Navigating Natural Hair and Fitness

Words by Kira West

exercise with afro hair

The song “ I am not my hair” by India Aire always plays in my mind as I reflect on the ways in which I’m so much more than my hair. But as a Black woman it’s played such a key role in my decision making, especially around wellness. 

As an Afro-Carribean woman with hair that is thick, curly and tightly coiled, I’ve faced many challenging choices. I want to feel comfortable, whether I’m at work or working out. Fitness is my pathway to mental clarity, and I really do love a good sweat. But working out with Black hair whether it’s natural, relaxed, braided or in a weave is a process in itself. Very few people have a hair texture that allows for just a quick spritz of dry shampoo post workout. Black women have hair that can do so many amazing things, but that also means more intensive maintenance, more money spent on wigs, weaves and braids plus so many products for upkeep. 

TOUGH CHOICES: NATURAL HAIR AND FITNESS

For years I tried to find ways to work out and keep my hair straight, to maintain a weave or a straight style that I felt looked neat enough for work. I failed often. Either my hair took a beating from the constant heat to try and keep it straight, or I wasn’t able to take my favourite sweatier classes or run as often as I wanted to. The calculation that goes into the decision to workout is so far beyond what many people may realise when you’ve got to add professional development and work into the equation. 

After several years of trying to fit in my workouts while maintaining straight hair, I decided a decision had to be made. My hair was mostly relaxed at the time, damaged from the heat that I used daily to keep it straight and from the tight buns I wore to quickly make my curls neater. I felt that there had to be a better solution. So I decided to get braids and hoped that they wouldn’t come off as unprofessional because they were down to my waistline. 

afro braids for working out

I thought this would be the real hair solution but there really isn’t one - for Black Women it’s a constant balancing act. Braids can be a protective style that is relatively easy to maintain, but you’ve still got to care for your sweaty scalp and keep the braids clean which takes time. Braids also add 3-5 lbs on to your workout, which can be an additional challenge. Nonetheless, I’ve found knotless braids to be the best solution for my active lifestyle. This is a personal choice based on my decision to prioritise my sweaty workouts, which represent my ultimate ‘me’ time. The ‘me time’ that makes me a better daughter, friend, sister, girlfriend and employee. 
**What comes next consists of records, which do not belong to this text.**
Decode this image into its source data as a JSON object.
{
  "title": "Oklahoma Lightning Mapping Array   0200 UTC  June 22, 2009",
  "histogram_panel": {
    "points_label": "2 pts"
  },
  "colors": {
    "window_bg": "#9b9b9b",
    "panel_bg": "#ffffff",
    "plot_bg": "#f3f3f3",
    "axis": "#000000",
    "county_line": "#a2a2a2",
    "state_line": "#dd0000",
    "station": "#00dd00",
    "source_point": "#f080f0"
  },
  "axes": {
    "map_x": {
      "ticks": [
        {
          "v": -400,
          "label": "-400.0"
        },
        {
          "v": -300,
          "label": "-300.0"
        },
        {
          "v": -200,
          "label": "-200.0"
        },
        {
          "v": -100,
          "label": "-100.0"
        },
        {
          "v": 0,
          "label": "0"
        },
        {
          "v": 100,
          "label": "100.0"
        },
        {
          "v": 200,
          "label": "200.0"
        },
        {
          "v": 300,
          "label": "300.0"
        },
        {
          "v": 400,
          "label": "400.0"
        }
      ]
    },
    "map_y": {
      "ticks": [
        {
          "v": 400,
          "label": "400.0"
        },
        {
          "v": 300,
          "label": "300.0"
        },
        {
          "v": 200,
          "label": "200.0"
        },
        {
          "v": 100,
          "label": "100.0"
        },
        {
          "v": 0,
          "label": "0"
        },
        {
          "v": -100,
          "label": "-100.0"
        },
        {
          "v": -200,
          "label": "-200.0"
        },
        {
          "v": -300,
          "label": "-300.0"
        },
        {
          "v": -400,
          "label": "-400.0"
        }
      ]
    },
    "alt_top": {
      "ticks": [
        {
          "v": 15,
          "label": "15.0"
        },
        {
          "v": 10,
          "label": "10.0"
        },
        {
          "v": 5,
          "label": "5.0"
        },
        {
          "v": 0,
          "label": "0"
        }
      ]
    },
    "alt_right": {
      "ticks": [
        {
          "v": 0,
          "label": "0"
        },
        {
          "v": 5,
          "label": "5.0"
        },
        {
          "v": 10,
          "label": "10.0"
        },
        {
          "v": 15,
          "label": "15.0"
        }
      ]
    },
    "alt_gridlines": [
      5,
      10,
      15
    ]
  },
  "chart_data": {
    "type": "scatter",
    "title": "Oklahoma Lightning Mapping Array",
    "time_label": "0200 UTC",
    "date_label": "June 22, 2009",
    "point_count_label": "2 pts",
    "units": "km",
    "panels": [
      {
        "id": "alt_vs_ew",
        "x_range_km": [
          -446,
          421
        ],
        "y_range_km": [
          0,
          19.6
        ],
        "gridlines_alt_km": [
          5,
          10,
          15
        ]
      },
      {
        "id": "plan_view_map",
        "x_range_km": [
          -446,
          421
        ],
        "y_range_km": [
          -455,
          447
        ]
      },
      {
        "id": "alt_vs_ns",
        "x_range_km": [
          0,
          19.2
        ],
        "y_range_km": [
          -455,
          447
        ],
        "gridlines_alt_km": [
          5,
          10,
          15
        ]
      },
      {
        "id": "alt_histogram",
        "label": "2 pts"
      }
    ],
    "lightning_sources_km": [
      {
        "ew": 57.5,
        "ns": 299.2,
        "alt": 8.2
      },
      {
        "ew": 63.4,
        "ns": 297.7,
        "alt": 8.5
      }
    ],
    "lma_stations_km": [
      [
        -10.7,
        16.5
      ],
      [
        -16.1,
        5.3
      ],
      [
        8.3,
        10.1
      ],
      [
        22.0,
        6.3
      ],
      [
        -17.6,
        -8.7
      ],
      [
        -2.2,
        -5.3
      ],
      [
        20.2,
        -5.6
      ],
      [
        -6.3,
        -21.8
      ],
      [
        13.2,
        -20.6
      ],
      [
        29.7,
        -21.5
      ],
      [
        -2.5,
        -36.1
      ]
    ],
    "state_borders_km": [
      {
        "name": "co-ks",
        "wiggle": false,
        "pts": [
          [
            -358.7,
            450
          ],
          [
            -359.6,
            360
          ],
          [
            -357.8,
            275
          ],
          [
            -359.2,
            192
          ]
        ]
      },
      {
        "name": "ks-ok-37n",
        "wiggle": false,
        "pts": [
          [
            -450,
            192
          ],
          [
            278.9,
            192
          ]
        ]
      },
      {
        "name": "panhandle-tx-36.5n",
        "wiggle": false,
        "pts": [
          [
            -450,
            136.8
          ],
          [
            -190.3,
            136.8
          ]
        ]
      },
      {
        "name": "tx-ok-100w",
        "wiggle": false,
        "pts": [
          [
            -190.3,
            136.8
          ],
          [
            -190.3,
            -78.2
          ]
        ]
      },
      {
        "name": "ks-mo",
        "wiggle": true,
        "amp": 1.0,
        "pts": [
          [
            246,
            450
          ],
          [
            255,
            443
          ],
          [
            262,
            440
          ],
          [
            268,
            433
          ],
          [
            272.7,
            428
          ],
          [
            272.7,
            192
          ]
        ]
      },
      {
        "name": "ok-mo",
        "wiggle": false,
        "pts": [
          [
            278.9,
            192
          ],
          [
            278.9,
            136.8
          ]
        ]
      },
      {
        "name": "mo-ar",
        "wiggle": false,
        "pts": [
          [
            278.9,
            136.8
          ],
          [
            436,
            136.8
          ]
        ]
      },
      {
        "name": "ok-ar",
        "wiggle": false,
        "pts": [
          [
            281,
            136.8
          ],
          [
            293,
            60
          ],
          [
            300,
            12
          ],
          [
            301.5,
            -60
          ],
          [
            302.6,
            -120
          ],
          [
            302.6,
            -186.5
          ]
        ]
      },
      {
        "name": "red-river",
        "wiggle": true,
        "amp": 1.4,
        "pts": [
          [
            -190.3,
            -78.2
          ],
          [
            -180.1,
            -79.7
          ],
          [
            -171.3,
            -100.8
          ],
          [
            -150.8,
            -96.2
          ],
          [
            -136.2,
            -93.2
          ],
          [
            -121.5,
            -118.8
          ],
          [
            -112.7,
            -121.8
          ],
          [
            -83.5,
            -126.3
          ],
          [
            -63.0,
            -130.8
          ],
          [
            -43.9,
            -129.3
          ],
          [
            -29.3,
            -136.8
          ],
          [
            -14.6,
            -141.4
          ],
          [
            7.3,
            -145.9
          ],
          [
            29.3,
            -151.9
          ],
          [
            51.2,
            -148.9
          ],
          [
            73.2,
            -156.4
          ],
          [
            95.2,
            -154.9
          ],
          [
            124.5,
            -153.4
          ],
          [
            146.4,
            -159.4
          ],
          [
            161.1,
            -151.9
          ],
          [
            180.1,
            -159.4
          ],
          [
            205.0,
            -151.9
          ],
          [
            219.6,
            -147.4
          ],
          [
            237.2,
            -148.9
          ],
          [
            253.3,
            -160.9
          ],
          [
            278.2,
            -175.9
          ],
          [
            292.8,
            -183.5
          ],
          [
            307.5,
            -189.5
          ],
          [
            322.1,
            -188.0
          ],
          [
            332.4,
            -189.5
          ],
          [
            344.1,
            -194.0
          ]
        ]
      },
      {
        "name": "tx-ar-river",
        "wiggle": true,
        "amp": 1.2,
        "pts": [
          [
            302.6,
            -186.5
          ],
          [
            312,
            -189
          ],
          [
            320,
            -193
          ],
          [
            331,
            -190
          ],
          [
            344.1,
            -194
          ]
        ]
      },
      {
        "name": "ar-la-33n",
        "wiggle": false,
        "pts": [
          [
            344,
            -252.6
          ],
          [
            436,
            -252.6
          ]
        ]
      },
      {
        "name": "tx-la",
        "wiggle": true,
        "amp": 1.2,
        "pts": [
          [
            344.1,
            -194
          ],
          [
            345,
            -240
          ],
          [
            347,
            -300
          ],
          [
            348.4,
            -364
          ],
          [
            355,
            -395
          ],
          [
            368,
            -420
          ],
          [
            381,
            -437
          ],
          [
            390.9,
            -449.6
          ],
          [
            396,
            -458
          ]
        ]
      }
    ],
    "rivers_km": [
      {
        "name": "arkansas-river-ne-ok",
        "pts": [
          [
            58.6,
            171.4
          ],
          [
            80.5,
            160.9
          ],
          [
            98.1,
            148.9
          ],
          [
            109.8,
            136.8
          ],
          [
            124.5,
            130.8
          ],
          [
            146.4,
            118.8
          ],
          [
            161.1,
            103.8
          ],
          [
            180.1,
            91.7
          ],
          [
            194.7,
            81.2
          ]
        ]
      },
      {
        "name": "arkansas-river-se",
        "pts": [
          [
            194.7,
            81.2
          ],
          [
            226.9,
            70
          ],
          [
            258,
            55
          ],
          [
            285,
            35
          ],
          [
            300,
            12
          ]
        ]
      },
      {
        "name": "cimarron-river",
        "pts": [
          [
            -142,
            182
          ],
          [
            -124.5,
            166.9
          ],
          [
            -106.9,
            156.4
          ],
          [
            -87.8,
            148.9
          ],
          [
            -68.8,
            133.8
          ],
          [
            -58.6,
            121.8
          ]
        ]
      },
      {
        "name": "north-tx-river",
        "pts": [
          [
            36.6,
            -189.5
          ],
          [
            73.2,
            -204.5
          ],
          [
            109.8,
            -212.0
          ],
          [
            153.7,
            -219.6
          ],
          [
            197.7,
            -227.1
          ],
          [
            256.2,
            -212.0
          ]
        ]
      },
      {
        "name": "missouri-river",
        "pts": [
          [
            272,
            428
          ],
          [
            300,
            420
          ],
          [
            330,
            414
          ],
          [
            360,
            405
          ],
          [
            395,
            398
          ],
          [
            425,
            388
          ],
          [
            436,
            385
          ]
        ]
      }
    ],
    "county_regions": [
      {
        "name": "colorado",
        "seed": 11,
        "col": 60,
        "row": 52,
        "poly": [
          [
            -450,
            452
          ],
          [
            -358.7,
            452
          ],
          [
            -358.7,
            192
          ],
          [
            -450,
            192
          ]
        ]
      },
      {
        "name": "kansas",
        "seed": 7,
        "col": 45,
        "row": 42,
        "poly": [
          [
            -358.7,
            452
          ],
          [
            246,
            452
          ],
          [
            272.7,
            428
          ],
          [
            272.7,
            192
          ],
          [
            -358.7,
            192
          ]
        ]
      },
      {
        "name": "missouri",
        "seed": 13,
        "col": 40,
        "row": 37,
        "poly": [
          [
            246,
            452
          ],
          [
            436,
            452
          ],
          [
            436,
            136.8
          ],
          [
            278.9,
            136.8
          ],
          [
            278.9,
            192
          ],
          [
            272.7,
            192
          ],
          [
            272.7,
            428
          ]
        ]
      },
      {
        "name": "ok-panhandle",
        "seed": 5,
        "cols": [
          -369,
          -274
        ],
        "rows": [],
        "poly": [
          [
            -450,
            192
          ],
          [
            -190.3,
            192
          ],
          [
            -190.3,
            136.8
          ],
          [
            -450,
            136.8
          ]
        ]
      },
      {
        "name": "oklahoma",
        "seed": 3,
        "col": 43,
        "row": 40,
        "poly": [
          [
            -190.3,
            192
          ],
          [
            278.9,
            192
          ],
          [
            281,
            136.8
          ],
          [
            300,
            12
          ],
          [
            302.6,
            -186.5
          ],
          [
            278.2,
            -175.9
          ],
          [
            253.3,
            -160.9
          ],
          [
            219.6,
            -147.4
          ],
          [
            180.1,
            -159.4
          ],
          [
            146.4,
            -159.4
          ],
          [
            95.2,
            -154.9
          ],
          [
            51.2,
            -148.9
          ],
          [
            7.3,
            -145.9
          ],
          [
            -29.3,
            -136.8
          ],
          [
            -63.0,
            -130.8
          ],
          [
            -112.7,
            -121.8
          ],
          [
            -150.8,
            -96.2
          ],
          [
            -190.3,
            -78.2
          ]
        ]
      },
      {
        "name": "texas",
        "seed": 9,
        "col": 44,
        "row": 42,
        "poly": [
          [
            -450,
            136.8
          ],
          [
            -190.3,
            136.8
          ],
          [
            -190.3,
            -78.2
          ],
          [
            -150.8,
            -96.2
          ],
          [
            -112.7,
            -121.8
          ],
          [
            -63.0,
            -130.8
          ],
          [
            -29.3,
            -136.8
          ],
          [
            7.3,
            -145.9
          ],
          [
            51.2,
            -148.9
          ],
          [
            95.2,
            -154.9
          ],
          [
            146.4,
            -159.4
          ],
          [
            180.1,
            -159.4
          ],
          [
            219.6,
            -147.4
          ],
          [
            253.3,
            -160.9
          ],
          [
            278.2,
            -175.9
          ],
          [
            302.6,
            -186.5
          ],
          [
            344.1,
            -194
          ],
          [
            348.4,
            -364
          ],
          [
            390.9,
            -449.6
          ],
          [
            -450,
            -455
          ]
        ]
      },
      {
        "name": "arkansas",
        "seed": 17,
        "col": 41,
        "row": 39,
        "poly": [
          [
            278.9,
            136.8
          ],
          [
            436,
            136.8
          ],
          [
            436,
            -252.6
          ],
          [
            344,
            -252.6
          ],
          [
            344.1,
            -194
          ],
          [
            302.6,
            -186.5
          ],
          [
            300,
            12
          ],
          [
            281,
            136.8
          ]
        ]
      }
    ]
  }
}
However you choose to wear your hair, take back the power and choose what works best for you. If you’re struggling to make your active lifestyle work with your natural coils and curls, here are 5  tips that have really helped me! 

working out with afro hair

5 TIPS FOR WORKING OUT WITH CURLY HAIR

1. Embrace your texture and length

Your hair is beautiful in whatever state you choose to keep it in and should be loved. Black Hair is so dynamic, we don’t give it enough credit. People wish for hair that can do the multitude of things our coils can. There will always be some styling work required, but having hair that is dynamic is an incredible thing!

2. Protective styles are useful, but still require maintenance

Try to workout with your hair up if possible, to avoid sweat on the ends of your hair. After you’re finished working out, allow your hair to dry before taking down your style.

3. Cleanse and treat your scalp

Use a scalp oil or treatment on your dry post-workout scalp to avoid sweaty build up and keep it fresh and healthy.

4. Use a Silk or Satin Wrap

This will really help protect your edges! Using a scarf can help maintain your style for longer without damaging the hair. If you’ve got curls, you can easily put them up using silk or satin wraps and scrunchies.

5. Use a heat protecting serum/spray

Always use heat protection then allow your hair to dry before applying heat. Heat in itself isn’t bad for your hair, but when you apply it consistently without any sort of heat protection it can definitely cause long lasting damage.

how to exercise with afro hair

CONCLUSION

These are a few of my key takeaways after years of working out with a variety of hairstyles. Ultimately as Black Women our hair is just one of many challenging choices we’re faced with in our lives. But now is the perfect time to take control and confidently do the things we love. It may not always be easy, but it’s definitely worth it to be able to show up as our best selves.